De même, l’employeur doit respecter les horaires de travail mentionnés lors de la contractualisation pour éviter tout dérangement en dehors de ces plages.

Dans la période de disette budgétaire actuelle, il est fort probable que l’État employeur, tout en encourageant certains agents à s’engager dans le télétravail, sera beaucoup moins volontariste quand il sera question d’évaluer son coût.

Il est naturellement évident que l’équipement utilisé, voire le local, devra faire l’objet d’un remboursement de la part de l’employeur. Il est fortement conseillé aux agents d’utiliser non seulement le matériel mis à disposition par l’administration mais à isoler une ligne téléphonique et internet pour le travail en télétravail.

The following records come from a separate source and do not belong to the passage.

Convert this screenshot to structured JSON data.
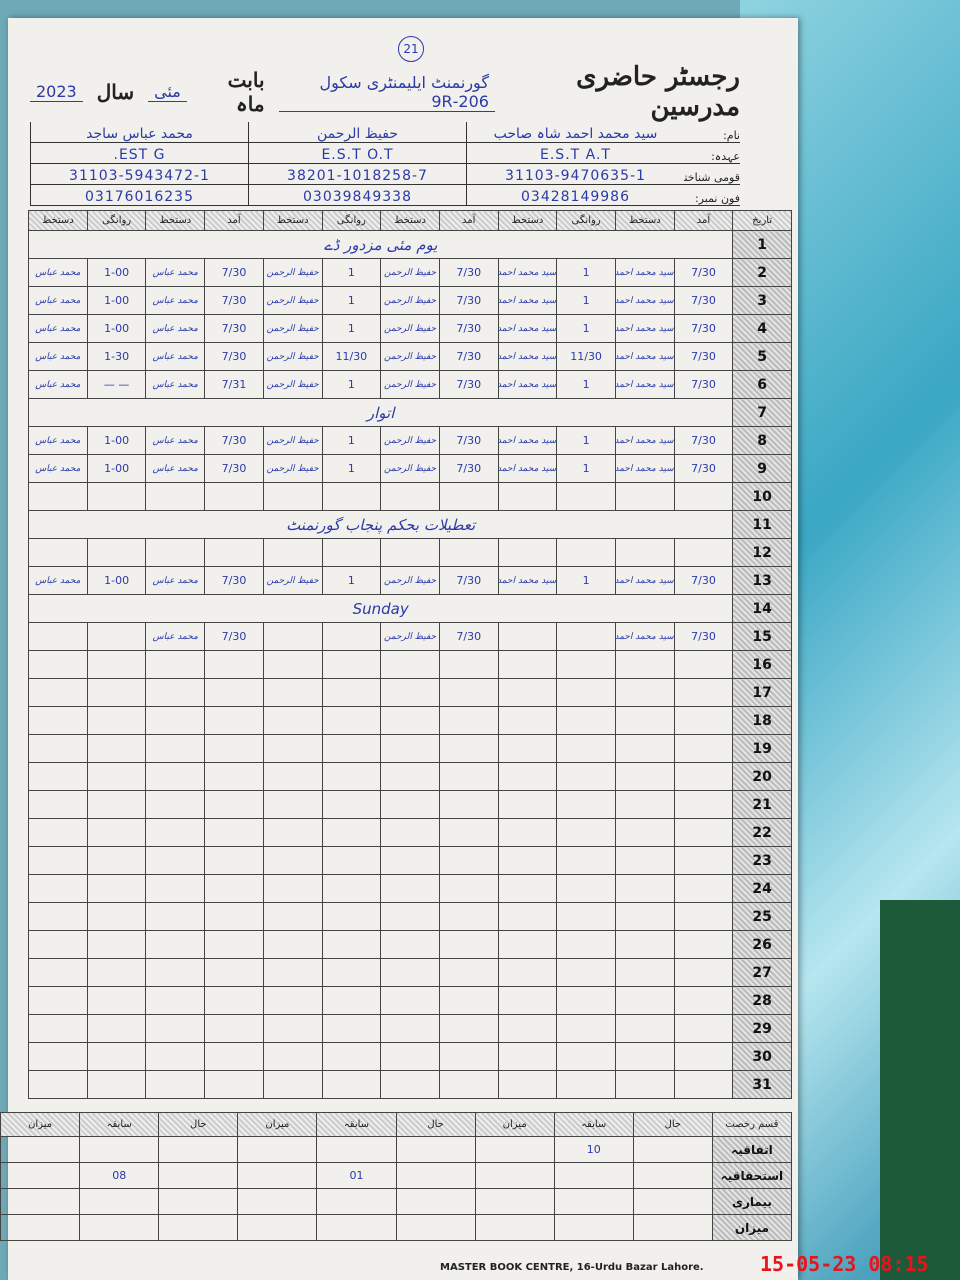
{
  "header": {
    "title": "رجسٹر حاضری مدرسین",
    "school": "گورنمنٹ ایلیمنٹری سکول 206-9R",
    "month_label": "بابت ماہ",
    "month": "مئی",
    "year_label": "سال",
    "year": "2023",
    "page_no": "21"
  },
  "info_labels": [
    "نام:",
    "عہدہ:",
    "قومی شناختی کارڈ نمبر:",
    "فون نمبر:"
  ],
  "teachers": [
    {
      "name": "سید محمد احمد شاہ صاحب",
      "designation": "E.S.T A.T",
      "cnic": "31103-9470635-1",
      "phone": "03428149986"
    },
    {
      "name": "حفیظ الرحمن",
      "designation": "E.S.T O.T",
      "cnic": "38201-1018258-7",
      "phone": "03039849338"
    },
    {
      "name": "محمد عباس ساجد",
      "designation": "EST G.",
      "cnic": "31103-5943472-1",
      "phone": "03176016235"
    }
  ],
  "columns": {
    "date": "تاریخ",
    "arrival": "آمد",
    "signature": "دستخط",
    "departure": "روانگی"
  },
  "rows": [
    {
      "day": "1",
      "note": "یوم مئی   مزدور ڈے"
    },
    {
      "day": "2",
      "cells": [
        "7/30",
        "سید محمد احمد",
        "1",
        "سید محمد احمد",
        "7/30",
        "حفیظ الرحمن",
        "1",
        "حفیظ الرحمن",
        "7/30",
        "محمد عباس",
        "1-00",
        "محمد عباس"
      ]
    },
    {
      "day": "3",
      "cells": [
        "7/30",
        "سید محمد احمد",
        "1",
        "سید محمد احمد",
        "7/30",
        "حفیظ الرحمن",
        "1",
        "حفیظ الرحمن",
        "7/30",
        "محمد عباس",
        "1-00",
        "محمد عباس"
      ]
    },
    {
      "day": "4",
      "cells": [
        "7/30",
        "سید محمد احمد",
        "1",
        "سید محمد احمد",
        "7/30",
        "حفیظ الرحمن",
        "1",
        "حفیظ الرحمن",
        "7/30",
        "محمد عباس",
        "1-00",
        "محمد عباس"
      ]
    },
    {
      "day": "5",
      "cells": [
        "7/30",
        "سید محمد احمد",
        "11/30",
        "سید محمد احمد",
        "7/30",
        "حفیظ الرحمن",
        "11/30",
        "حفیظ الرحمن",
        "7/30",
        "محمد عباس",
        "1-30",
        "محمد عباس"
      ]
    },
    {
      "day": "6",
      "cells": [
        "7/30",
        "سید محمد احمد",
        "1",
        "سید محمد احمد",
        "7/30",
        "حفیظ الرحمن",
        "1",
        "حفیظ الرحمن",
        "7/31",
        "محمد عباس",
        "— —",
        "محمد عباس"
      ]
    },
    {
      "day": "7",
      "note": "اتوار"
    },
    {
      "day": "8",
      "cells": [
        "7/30",
        "سید محمد احمد",
        "1",
        "سید محمد احمد",
        "7/30",
        "حفیظ الرحمن",
        "1",
        "حفیظ الرحمن",
        "7/30",
        "محمد عباس",
        "1-00",
        "محمد عباس"
      ]
    },
    {
      "day": "9",
      "cells": [
        "7/30",
        "سید محمد احمد",
        "1",
        "سید محمد احمد",
        "7/30",
        "حفیظ الرحمن",
        "1",
        "حفیظ الرحمن",
        "7/30",
        "محمد عباس",
        "1-00",
        "محمد عباس"
      ]
    },
    {
      "day": "10"
    },
    {
      "day": "11",
      "note": "تعطیلات بحکم پنجاب گورنمنٹ"
    },
    {
      "day": "12"
    },
    {
      "day": "13",
      "cells": [
        "7/30",
        "سید محمد احمد",
        "1",
        "سید محمد احمد",
        "7/30",
        "حفیظ الرحمن",
        "1",
        "حفیظ الرحمن",
        "7/30",
        "محمد عباس",
        "1-00",
        "محمد عباس"
      ]
    },
    {
      "day": "14",
      "note": "Sunday"
    },
    {
      "day": "15",
      "cells": [
        "7/30",
        "سید محمد احمد",
        "",
        "",
        "7/30",
        "حفیظ الرحمن",
        "",
        "",
        "7/30",
        "محمد عباس",
        "",
        ""
      ]
    },
    {
      "day": "16"
    },
    {
      "day": "17"
    },
    {
      "day": "18"
    },
    {
      "day": "19"
    },
    {
      "day": "20"
    },
    {
      "day": "21"
    },
    {
      "day": "22"
    },
    {
      "day": "23"
    },
    {
      "day": "24"
    },
    {
      "day": "25"
    },
    {
      "day": "26"
    },
    {
      "day": "27"
    },
    {
      "day": "28"
    },
    {
      "day": "29"
    },
    {
      "day": "30"
    },
    {
      "day": "31"
    }
  ],
  "leave": {
    "header": "قسم رخصت",
    "cols": [
      "حال",
      "سابقہ",
      "میزان"
    ],
    "types": [
      "اتفاقیہ",
      "استحقاقیہ",
      "بیماری",
      "میزان"
    ],
    "values": [
      [
        "",
        "10",
        "",
        "",
        "",
        "",
        "",
        "",
        ""
      ],
      [
        "",
        "",
        "",
        "",
        "01",
        "",
        "",
        "08",
        ""
      ],
      [
        "",
        "",
        "",
        "",
        "",
        "",
        "",
        "",
        ""
      ],
      [
        "",
        "",
        "",
        "",
        "",
        "",
        "",
        "",
        ""
      ]
    ]
  },
  "footer": "MASTER BOOK CENTRE, 16-Urdu Bazar Lahore.",
  "timestamp": "15-05-23  08:15"
}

De même, la restauration devra d’une manière ou d’une autre ne pas être oubliée (accès à une restauration collective proche du domicile ou bénéficer de titres-restaurant).

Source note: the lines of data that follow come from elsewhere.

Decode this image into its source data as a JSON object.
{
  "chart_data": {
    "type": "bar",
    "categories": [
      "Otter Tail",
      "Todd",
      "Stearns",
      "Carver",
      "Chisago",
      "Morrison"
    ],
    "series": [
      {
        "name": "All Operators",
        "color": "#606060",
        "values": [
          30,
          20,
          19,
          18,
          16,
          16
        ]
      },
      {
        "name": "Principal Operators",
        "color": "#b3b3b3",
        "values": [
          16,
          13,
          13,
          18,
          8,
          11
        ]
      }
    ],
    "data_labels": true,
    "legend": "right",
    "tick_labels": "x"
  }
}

Pour des raisons diverses et parfois contradictoires, le télétravail est fortement plébiscité par les salariés et l’attente des agents du secteur public ne déroge pas à ce constat.

La fonction publique a très longtemps été réticente à cette organisation du travail, considérant, à juste titre d’ailleurs, que l’agent public a des missions qui nécessitent d’être au plus près du citoyen.

Les réformes successives de l’État avec leurs fermetures et restructurations ont hélas totalement bouleversé cette vision républicaine du service public. La réforme territoriale en est le dernier exemple mais nous pourrions également citer (pour rester dans nos ministères) les restructurations liées à la RÉATE ou la RGPP.

Il n’est donc pas étonnant de voir surgir en cette année 2016 la thématique du télétravail dans l’agenda social.

Attention toutefois que le télétravail ne devienne pas un outil de l’État employeur pour mieux déstructurer une communauté de travail déjà bien mise à mal ces dernières années.

Il ne saurait pour nous être question d’avoir une opposition dogmatique sur le développement du télétravail mais celui-ci doit être dans un cadre bien défini en réponse aux attentes du personnel.

Il est de notre responsabilité d’en pointer les limites et les risques. C’est dans ce cadre que la fédération entend s’engager dans le débat avec les autorités de Bercy.